At the outset, there were issues reading in the Google Sheet. Several of the numeric columns read into R as lists which was undesirable. In the Google Sheet, Craig set the columns to plain text
rather than auto
and the data are read into R as character columns. This seemed to resolve the issue for a time, and it was possible to use the type_convert()
function from the readr
library (Wickham, Hester, and Bryan 2022) to convert these columns to numbers. The col_types
argument of the read_sheet
function of the googlesheets4
library (Bryan 2021) was used to explicitly set the column types to character. After applying the clean_facility_names
custom function, additional transformations like converting facility to a factor are applied.
There were some issues using lubridate
(Spinu, Grolemund, and Wickham 2021) to wrangle the month and year fields to a proper date. Craig was not able to discern the cause of the issue. However, changing the month format on the incident sheet from abbreviated to fully written out months solved the issue. Those changes were made in the master Google Sheet and the data were called using the googlesheets4
library.
At present 382 SIS and inspection cover letter combinations out of approximately 300 inspections are complete. The completed inspections range in time from 2019-09-06 to 2021-07-01. Students are now working on older SIS forms which are structured differently.
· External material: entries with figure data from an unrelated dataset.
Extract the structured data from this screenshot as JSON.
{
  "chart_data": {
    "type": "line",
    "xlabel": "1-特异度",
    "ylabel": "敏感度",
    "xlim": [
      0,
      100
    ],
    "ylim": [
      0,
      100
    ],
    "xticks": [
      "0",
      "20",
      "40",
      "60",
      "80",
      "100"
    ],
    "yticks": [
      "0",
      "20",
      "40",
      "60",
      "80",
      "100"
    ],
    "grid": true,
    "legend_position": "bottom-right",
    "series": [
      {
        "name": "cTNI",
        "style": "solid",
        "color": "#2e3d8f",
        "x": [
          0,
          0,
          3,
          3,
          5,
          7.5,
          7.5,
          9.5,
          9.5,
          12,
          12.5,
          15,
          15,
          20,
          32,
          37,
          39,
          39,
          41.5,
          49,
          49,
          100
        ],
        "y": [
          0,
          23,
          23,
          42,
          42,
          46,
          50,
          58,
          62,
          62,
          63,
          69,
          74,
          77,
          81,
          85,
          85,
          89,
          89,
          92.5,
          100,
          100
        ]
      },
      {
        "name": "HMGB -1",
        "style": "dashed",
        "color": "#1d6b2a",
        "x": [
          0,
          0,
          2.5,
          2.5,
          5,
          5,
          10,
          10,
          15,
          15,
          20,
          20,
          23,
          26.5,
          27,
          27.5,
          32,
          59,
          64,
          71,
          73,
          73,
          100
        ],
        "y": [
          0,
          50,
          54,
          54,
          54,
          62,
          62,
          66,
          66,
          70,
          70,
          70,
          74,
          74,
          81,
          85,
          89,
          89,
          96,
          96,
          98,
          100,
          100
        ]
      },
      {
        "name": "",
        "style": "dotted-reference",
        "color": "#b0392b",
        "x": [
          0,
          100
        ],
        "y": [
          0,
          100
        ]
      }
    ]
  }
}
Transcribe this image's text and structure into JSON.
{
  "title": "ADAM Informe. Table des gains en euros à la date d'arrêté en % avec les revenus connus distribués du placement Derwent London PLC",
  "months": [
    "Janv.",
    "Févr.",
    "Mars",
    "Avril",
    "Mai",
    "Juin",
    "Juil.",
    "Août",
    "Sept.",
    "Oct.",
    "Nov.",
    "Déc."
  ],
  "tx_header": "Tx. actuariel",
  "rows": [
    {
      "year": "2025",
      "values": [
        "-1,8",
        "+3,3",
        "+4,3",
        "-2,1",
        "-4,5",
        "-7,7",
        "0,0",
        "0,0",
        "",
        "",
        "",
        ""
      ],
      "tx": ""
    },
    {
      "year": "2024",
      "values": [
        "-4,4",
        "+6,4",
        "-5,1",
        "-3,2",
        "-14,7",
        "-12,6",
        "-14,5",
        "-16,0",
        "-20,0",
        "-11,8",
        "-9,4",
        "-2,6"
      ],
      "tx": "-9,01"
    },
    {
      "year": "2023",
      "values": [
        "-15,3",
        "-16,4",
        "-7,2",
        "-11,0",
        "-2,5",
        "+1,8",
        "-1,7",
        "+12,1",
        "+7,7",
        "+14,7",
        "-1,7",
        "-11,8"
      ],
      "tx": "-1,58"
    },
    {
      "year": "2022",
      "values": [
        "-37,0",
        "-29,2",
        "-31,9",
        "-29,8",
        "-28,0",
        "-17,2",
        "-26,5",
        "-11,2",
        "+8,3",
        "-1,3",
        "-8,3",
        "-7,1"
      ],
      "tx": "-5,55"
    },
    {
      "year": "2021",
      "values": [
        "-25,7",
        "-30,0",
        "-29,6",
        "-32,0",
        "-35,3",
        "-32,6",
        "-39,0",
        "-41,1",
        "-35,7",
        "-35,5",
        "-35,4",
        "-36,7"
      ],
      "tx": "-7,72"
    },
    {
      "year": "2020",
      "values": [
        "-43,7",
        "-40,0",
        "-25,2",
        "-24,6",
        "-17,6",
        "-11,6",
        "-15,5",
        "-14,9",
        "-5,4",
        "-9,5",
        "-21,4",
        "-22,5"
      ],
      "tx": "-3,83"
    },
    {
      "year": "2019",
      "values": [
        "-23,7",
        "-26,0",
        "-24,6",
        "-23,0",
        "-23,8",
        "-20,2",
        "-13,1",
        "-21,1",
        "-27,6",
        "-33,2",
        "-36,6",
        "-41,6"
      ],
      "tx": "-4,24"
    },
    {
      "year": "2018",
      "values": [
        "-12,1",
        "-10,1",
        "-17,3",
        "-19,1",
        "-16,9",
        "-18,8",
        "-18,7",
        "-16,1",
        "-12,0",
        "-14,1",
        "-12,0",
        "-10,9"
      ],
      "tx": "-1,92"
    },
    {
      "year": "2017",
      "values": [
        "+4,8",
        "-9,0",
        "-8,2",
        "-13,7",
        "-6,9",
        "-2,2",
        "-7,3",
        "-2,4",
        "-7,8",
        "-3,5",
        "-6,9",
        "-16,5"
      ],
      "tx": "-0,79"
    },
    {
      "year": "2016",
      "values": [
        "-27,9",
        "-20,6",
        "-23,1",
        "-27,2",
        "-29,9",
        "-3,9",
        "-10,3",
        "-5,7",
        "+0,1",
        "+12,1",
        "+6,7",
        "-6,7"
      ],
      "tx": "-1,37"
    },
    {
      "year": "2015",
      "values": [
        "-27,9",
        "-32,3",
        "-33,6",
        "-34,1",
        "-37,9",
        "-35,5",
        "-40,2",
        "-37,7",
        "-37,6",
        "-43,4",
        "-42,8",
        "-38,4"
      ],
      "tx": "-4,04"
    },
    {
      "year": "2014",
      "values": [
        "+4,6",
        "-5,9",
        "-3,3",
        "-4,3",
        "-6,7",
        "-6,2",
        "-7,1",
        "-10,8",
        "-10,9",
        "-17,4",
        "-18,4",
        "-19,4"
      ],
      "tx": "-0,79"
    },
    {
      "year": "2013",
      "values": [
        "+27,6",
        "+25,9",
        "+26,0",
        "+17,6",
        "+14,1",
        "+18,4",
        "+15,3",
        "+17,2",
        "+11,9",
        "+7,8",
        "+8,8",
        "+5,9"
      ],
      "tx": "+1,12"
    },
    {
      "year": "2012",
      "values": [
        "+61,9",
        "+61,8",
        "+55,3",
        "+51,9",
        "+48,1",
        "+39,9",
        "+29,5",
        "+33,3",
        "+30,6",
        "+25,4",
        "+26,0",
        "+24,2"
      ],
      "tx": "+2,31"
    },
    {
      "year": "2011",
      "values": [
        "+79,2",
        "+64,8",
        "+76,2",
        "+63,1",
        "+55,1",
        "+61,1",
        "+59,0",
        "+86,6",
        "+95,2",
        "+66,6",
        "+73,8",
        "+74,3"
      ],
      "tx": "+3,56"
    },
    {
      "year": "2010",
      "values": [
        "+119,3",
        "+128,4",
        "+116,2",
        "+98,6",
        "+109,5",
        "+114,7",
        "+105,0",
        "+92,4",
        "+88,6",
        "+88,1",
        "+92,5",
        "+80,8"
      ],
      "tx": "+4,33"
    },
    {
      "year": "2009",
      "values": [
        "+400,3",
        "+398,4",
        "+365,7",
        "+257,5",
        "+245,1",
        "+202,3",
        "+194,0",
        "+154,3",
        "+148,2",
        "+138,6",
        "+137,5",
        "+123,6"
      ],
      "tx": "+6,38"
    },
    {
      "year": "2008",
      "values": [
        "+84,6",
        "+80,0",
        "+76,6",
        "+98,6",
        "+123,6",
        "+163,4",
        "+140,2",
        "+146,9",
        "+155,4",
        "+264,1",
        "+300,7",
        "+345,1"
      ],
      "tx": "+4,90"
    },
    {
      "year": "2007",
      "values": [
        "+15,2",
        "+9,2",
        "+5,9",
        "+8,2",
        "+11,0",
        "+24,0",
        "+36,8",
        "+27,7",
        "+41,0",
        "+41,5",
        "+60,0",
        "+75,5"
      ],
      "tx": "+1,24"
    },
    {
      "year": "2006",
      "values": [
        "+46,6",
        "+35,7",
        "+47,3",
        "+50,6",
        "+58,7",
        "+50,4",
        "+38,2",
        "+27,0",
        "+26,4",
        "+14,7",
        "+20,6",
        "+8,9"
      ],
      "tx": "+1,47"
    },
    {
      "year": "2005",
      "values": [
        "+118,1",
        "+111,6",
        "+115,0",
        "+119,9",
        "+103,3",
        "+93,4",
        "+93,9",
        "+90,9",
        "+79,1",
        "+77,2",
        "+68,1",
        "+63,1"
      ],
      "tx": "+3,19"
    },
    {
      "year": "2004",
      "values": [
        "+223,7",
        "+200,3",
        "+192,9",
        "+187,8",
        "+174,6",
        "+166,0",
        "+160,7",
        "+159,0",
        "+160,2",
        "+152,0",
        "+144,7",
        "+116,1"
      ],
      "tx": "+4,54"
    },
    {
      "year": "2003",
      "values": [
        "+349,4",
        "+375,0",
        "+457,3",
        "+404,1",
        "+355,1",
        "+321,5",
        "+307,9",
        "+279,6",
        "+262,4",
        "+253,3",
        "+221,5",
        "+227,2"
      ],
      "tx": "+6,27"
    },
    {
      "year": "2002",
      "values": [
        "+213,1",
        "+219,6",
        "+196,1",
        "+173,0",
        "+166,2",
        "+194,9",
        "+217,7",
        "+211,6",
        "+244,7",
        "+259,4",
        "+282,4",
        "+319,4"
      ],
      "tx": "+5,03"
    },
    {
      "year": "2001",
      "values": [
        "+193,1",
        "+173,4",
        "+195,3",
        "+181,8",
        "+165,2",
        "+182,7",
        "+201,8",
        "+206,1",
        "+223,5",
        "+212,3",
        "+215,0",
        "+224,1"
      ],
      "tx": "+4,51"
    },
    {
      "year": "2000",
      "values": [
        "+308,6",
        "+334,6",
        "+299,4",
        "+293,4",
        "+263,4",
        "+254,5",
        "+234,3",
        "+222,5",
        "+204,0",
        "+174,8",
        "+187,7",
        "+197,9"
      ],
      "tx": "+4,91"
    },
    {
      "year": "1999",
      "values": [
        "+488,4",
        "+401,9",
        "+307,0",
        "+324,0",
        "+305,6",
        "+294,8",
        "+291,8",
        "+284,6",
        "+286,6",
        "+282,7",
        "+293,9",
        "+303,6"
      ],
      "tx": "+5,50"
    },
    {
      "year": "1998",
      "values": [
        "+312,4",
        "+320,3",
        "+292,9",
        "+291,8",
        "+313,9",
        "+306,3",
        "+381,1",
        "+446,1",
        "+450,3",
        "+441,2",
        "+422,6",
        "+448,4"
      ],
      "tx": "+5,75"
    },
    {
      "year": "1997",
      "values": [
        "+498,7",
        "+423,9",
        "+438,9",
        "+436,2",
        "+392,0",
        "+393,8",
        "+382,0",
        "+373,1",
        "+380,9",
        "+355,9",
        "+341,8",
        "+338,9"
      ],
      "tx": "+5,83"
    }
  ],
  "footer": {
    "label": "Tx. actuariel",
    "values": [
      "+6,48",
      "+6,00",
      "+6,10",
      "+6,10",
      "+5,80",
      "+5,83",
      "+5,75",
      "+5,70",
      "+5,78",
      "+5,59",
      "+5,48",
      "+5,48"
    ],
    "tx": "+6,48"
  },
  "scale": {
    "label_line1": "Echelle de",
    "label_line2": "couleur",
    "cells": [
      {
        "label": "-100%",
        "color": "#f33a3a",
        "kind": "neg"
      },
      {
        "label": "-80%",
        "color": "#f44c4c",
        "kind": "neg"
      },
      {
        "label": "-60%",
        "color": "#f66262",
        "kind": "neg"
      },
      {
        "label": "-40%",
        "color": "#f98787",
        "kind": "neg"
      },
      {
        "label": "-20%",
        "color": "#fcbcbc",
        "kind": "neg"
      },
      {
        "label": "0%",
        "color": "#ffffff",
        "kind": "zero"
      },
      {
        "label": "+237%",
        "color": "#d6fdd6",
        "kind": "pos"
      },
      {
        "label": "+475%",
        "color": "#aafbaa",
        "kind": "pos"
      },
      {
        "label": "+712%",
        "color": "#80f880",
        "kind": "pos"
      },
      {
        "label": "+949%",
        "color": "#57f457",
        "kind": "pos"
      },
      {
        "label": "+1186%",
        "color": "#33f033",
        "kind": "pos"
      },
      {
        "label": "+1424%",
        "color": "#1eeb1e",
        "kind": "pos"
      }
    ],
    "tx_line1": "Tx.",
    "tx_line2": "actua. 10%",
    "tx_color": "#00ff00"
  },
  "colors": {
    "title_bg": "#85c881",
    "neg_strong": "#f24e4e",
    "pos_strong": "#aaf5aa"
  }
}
The preliminary EDA in this document is restricted to the more current SIS forms which were first used in May 2019.
A.1 Summary Tables
Summary tables help to provide an overview of how many instances occur within particular category of data or how frequent a particular issue is recorded at a given facility. Summary tables are generated using a combination of group_by
with summarize
with the results piped to kable
and kableExtra
. This produces results similar to a “pivot table” from Excel.
A.2 Facet Plots
Facet plots partition each portion of a plot into a matrix of panels. These plots are produced for several categories of data where each panel represents a facility for a given variable reported in the SIS form. Within each category, columns are pivoted longer and plotted by date. Graphing is done using the ggplot2
library (Wickham, Chang, et al. 2021) with the facet_wrap
function to provide a means to compare multiple facilities simultaneously. Such a plot can help identify trends and guide more specific questions.